Il vecchio continuò ad osservarlo, in silenzio.

Per un attimo, riuscì a catturarne lo sguardo.

Fermò nuovamente il colpo della spada, stavolta con una mano, e con l’altra gli diede un pugno alla bocca dello stomaco facendo perder l’equilibrio all’Allievo, che dovette poggiare il ginocchio sinistro e la mano destra per terra pur di non cadere. A quel punto il Vecchio gli si porse davanti, e il giovane allievo fu costretto a sollevar la testa per guardarlo.

“Perderai, e lo sai. Perché lottare comunque, allora? Se soffri di vertigini, forse, ti sporgi dal baratro?”

“Maestro… devo

“No… Tu vuoi. Perdere. Essere sconfitto. Morire. E allora rinnovo la domanda: perché? Perché, se già sai?”

Il giovane si trattenne, non osava rispondere, e abbassò lo sguardo.

“Non v’è odio nei tuoi occhi, figliolo. Solo tristezza. E paura, anche, perché vorresti evitare ciò che non puoi. Hai dato la tua parola, vero? Per questo non puoi né sai rinunciare”

“Dite che è questione di orgoglio? Sbagliate. Evidentemente non mi conoscete abbastanza bene, o vi sottovalutate come Maestro”

Lo sguardo del Vecchio si fece più duro e lucido, mentre il giovane si rialzò a fatica, poggiando il peso sull’elsa.

“L’autodistruzione non porta alla vittoria”

“Il confine tra autodistruzione e sacrificio, Maestro, quanto è esteso?”

Il vecchio prima scosse la testa, poi l’alzò verso la luna.

“Vieni, figliolo, posa la spada e facciamo due passi: questa notte merita”

L’aria era fresca e buona e placida.

Una volta arrivati al fiume, il Vecchio si chiuse in preghiera.

Il giovane l’osservava, mentre faceva rimbalzare sassi nell’acqua chiara.

“Doveva esser la realizzazione di un sogno. Il primogenito maschio. La Madre già lo amava immensamente, il Padre già cercava il meglio di sé, per poterglielo regalare. Sembrava fosse destinato a un futuro radioso, ad esser primo fra i tanti. Ma poi successe l’imprevisto. E si dovette sacrificare, per poter far così posto al proprio fratello.”

Il giovane abbassò la testa, e ivi rimase, con quell’emozione a sfregiargli gli occhi.

“Egli non avrebbe mai voluto tu vivessi nella sua ombra.”

“Sarebbe stato un Uomo migliore di me. Non doveva farlo. Non doveva farmi questo.”

“Forse aveva visto giusto, invece. O forse il suo destino era lasciarti il Suo posto. E se sei qui, dopo di Lui, un motivo c’è.”

“Nessun motivo, Maestro… nessuno… solo un errore, uno scherzo ingiusto del destino, una divinità malefica e contraria… o più semplicemente la Vita, che spesso e volentieri è ingiusta”

“Sciocco… la Vita non dà mai più di ciò che meriti o puoi sopportare”

“Io non merito Amore, Maestro…”

“Forse… ma è ancor meno da tutti sopportarlo”
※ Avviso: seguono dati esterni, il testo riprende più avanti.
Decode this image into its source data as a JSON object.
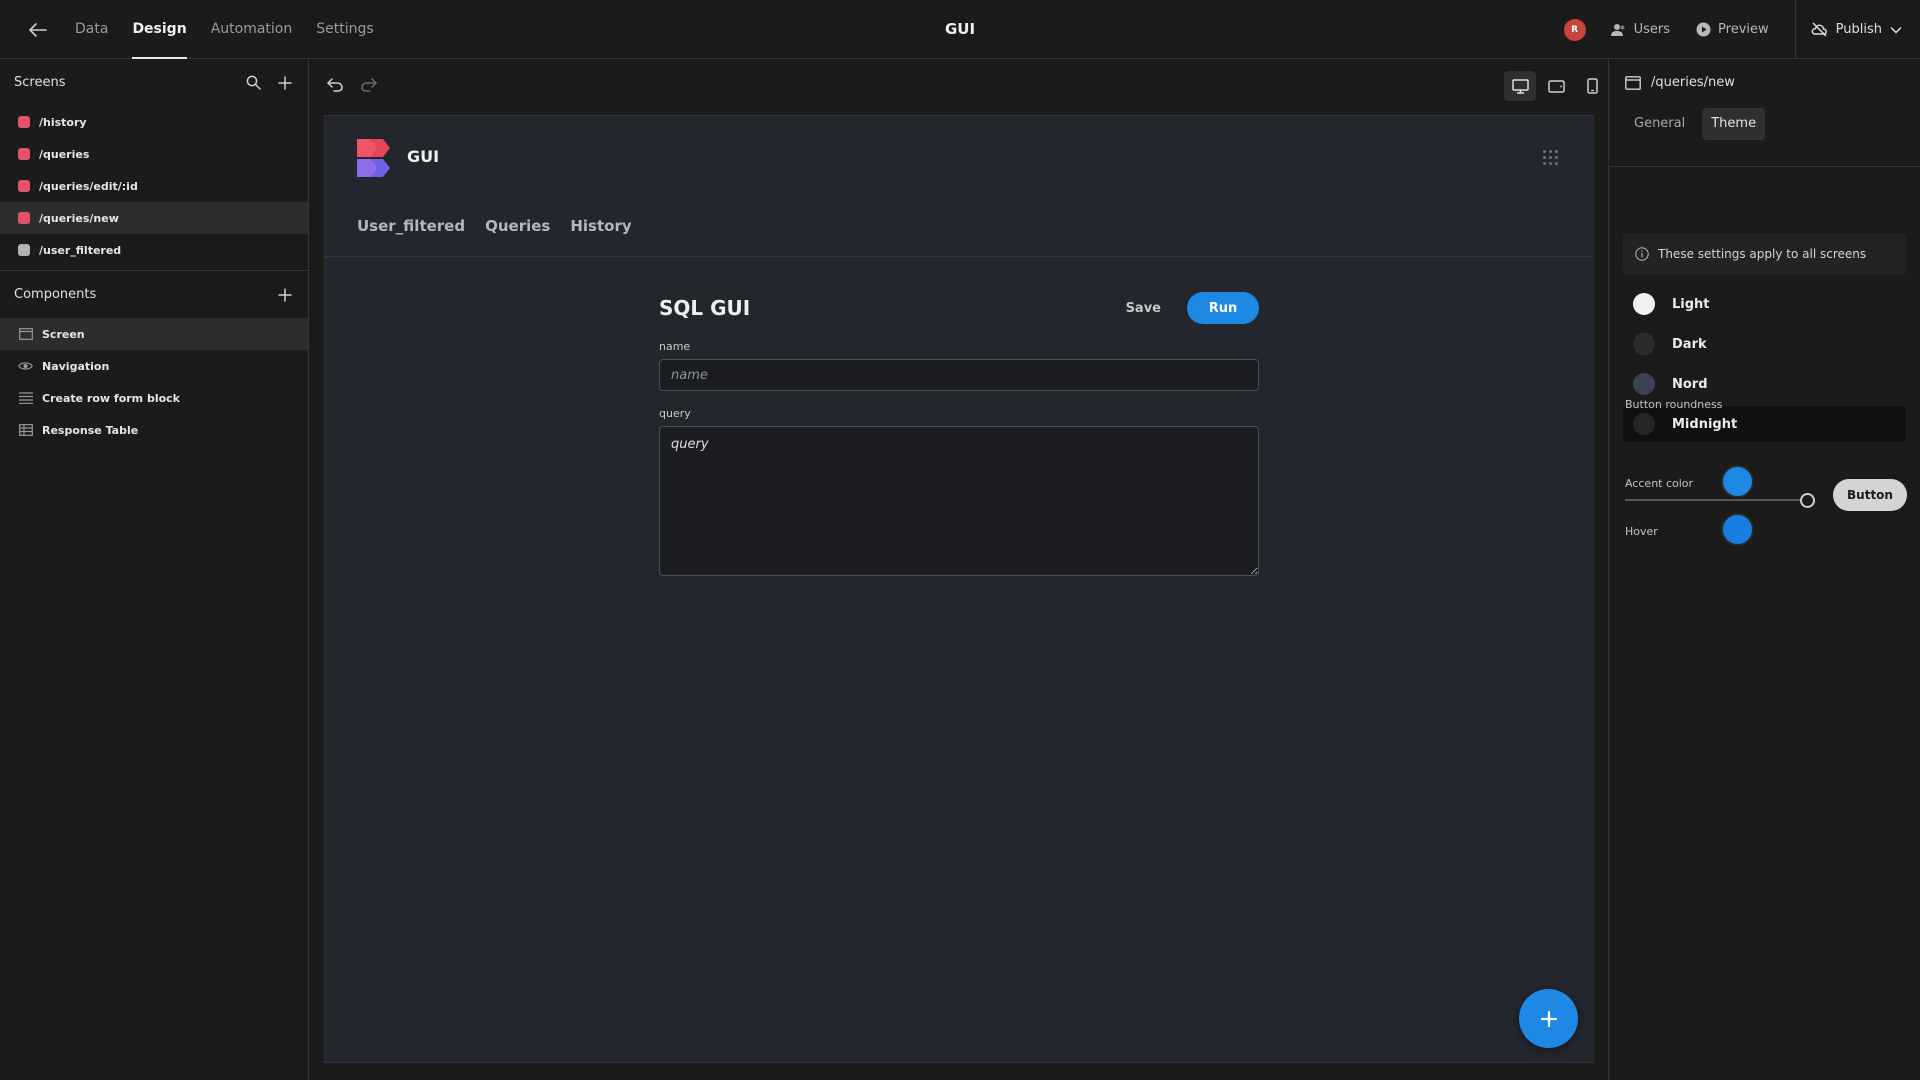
{
  "topbar": {
    "tabs": [
      "Data",
      "Design",
      "Automation",
      "Settings"
    ],
    "active_tab": "Design",
    "title": "GUI",
    "avatar_initial": "R",
    "users_label": "Users",
    "preview_label": "Preview",
    "publish_label": "Publish"
  },
  "screens": {
    "title": "Screens",
    "items": [
      "/history",
      "/queries",
      "/queries/edit/:id",
      "/queries/new",
      "/user_filtered"
    ],
    "selected": "/queries/new"
  },
  "components": {
    "title": "Components",
    "items": [
      "Screen",
      "Navigation",
      "Create row form block",
      "Response Table"
    ],
    "selected": "Screen"
  },
  "app": {
    "name": "GUI",
    "nav_links": [
      "User_filtered",
      "Queries",
      "History"
    ]
  },
  "form": {
    "title": "SQL GUI",
    "save_label": "Save",
    "run_label": "Run",
    "name_label": "name",
    "name_placeholder": "name",
    "query_label": "query",
    "query_placeholder": "query"
  },
  "settings_panel": {
    "path": "/queries/new",
    "tabs": [
      "General",
      "Theme"
    ],
    "active_tab": "Theme",
    "info": "These settings apply to all screens",
    "themes": [
      {
        "name": "Light",
        "color": "#f2f2f2"
      },
      {
        "name": "Dark",
        "color": "#2b2b2b"
      },
      {
        "name": "Nord",
        "color": "#3b4252"
      },
      {
        "name": "Midnight",
        "color": "#262626"
      }
    ],
    "selected_theme": "Midnight",
    "roundness_label": "Button roundness",
    "roundness_value": 1.0,
    "button_preview_label": "Button",
    "accent_label": "Accent color",
    "accent_color": "#1e88e5",
    "hover_label": "Hover",
    "hover_color": "#1a7ee0"
  },
  "colors": {
    "accent": "#1e88e5",
    "screen_marker": "#e15464",
    "screen_marker_inactive": "#b3b3b3"
  }
}
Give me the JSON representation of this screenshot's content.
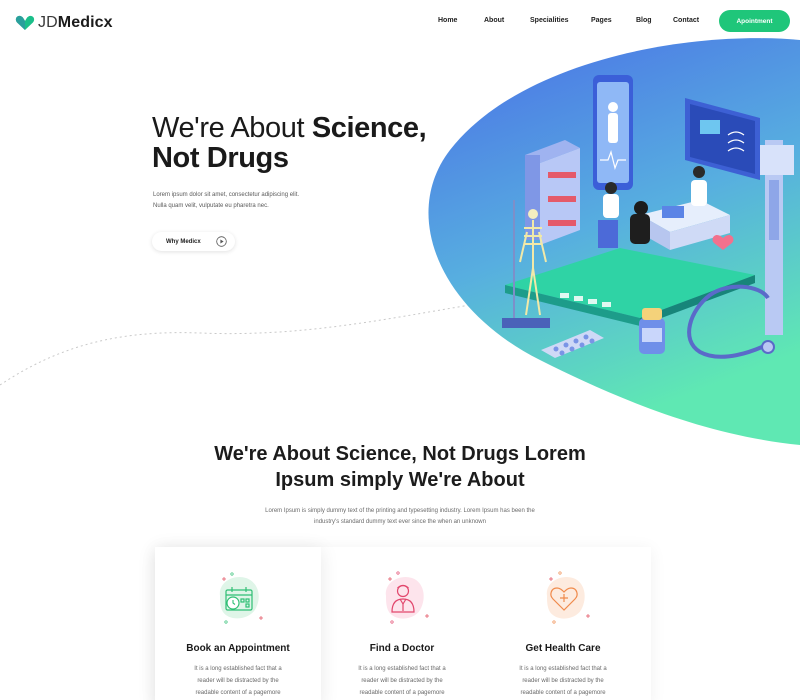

Tornati sul luogo dell’allenamento, il Maestro raccolse la spada, e la gettò lontana.

“Non mi fermerete, così”

“Non è mia intenzione: ho desiderio tu prenda la mia”

“Mi state dando la Vostra benedizione?”

“No, ti sto salutando, giacché non ci incontreremo più”

Gli occhi del giovane divennero lago.

Nero, senza fondo, acque lucenti di tristezza.

“Sei un essere particolare, figliolo. Non puoi cedere, se prima non crolla il mondo, fatto a pezzi con le tue stesse mani se necessario, purché venga dimostrato il tuo essere nel Giusto. Lo comprendo. Ma in nome della Giustizia, non puoi distrugger tutto indistintamente, senza discernere il Bene dal Male”

“La Giustizia è al di là… Come la Bellezza e l’Amore… E non posso far altro che seguirne il corso”

“Forse… forse hai ragione, figliolo… ma… stavolta…”

Il Vecchio si piegò leggermente su sé stesso, quasi colto da malore.

Il giovane lo sorresse un po’, poggiandogli una mano sulle spalle.

Avvicinò quindi la bocca all’orecchio del Vecchio.

“Stavolta non può essere diverso… nonostante il prezzo da pagare: per quanto altro possa essere, tanto, ce n’è sempre uno… ogni promessa è debito… e ogni debito va pagato”

“Nobile, ma testardo come un mulo. E decisamente folle, anche”

“Sono io, Maestro. E se sono qui, ora, un motivo c’è. Parole vostre. E pure tutto il cammino, che fin qui mi ha portato”

“Non ci hai mai creduto, prima”

“Prima non vedevo l’arrivo”

“Ed esso, dov’è?”

“Ovunque, ma non qui. A portata di mano. Devo solo chiuderla dentro il mio pugno.”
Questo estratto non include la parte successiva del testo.